$B$ is a complex $n\times n$ matrix. $u$ is $1 \times n$ and $v$ is $n \times 1$.
I have the following determinant: $|\lambda I − B(I + vu)|$.
According to my textbook, if $\lambda$ divides this determinant, then $B$ or $I + vu$ is singular. Why is that the case?
Thank you!
On
Your determinant is the characteristic polynomial of $B(I+vu)$. The assumption means that its constant term is $0$. But hte constant term of the characteristic polynomial is the determinant , up to a sign. Hence $\det(B(I+vu))=0=\det(B)\det(I+vu)$.

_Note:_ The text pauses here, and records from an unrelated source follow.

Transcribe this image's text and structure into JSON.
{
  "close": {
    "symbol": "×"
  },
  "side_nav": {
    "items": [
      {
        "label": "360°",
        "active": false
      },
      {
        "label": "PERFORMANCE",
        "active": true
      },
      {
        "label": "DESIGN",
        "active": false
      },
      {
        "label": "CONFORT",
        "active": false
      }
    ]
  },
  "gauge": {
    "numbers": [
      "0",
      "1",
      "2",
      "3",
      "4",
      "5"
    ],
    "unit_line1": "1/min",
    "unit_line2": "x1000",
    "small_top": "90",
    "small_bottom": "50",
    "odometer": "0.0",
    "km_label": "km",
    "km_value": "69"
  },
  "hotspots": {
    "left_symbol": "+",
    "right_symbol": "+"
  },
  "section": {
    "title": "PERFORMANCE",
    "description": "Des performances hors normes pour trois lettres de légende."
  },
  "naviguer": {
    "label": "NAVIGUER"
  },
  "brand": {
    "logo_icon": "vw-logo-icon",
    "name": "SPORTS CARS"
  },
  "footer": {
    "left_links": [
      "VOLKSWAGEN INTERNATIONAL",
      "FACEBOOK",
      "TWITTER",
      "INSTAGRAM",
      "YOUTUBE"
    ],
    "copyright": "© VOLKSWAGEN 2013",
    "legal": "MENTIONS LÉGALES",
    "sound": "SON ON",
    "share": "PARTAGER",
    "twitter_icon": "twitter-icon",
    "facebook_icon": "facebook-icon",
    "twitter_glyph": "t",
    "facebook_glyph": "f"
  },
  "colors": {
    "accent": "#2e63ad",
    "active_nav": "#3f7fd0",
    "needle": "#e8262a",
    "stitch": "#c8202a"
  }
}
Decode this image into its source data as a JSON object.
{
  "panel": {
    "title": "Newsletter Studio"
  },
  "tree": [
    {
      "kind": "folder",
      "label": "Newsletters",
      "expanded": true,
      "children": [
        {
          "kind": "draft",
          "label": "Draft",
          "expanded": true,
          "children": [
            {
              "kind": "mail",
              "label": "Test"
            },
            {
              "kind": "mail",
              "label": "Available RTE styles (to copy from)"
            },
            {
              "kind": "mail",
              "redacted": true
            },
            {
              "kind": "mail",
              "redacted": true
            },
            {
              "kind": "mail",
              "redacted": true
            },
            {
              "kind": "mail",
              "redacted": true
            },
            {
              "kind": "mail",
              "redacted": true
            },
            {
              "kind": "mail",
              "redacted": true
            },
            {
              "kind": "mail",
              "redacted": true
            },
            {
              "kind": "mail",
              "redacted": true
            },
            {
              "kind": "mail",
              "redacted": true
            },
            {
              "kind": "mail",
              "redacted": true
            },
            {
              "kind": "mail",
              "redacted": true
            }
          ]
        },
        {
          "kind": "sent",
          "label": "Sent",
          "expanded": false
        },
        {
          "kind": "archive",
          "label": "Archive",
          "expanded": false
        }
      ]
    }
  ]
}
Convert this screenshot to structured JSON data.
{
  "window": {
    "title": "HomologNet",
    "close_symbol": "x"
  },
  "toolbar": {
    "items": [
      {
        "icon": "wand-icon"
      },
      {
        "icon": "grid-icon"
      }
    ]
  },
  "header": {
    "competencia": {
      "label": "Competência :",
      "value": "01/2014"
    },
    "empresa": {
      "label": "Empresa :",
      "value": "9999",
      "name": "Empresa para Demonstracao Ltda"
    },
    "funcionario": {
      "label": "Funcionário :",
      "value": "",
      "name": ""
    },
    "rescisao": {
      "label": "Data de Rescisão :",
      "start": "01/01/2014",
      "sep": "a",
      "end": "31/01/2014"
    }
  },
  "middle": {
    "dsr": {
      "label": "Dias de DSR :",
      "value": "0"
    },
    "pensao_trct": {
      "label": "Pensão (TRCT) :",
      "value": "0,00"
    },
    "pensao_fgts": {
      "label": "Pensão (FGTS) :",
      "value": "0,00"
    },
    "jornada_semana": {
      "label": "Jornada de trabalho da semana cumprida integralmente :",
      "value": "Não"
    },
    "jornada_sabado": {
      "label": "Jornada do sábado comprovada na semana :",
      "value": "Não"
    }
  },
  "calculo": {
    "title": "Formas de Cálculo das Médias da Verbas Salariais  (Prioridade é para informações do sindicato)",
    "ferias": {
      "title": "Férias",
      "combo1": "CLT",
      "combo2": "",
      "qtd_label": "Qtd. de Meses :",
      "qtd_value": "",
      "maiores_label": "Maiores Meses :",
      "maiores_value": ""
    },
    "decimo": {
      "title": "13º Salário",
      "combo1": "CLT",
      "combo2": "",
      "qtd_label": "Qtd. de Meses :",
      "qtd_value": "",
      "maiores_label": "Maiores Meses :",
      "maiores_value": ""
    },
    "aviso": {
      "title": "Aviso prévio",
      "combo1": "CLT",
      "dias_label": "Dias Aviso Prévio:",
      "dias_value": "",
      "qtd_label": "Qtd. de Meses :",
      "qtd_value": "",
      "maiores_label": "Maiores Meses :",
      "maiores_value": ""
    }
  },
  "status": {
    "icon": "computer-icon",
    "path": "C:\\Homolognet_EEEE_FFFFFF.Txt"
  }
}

Thus, $\det(B)=0$ or $\det(I+vu)=0$ and we are done.
First of all, the determinant $$f(\lambda)=|\lambda I-B(I+vu)|$$ is a polynomial in $\lambda$. If $\lambda$ divides $f(\lambda)$, then $\lambda$ is a factor of $f(\lambda)$, i.e. $0$ is a root for $f(\lambda)$. Hence $$f(0)=|B(I+vu)|=|B||I+vu|=0$$ At least one of $|B|$ or $|I+vu|$ is $0$. Now recall that a square matrix is nonsingular iff it has a nonzero determinant and you have your conclusion.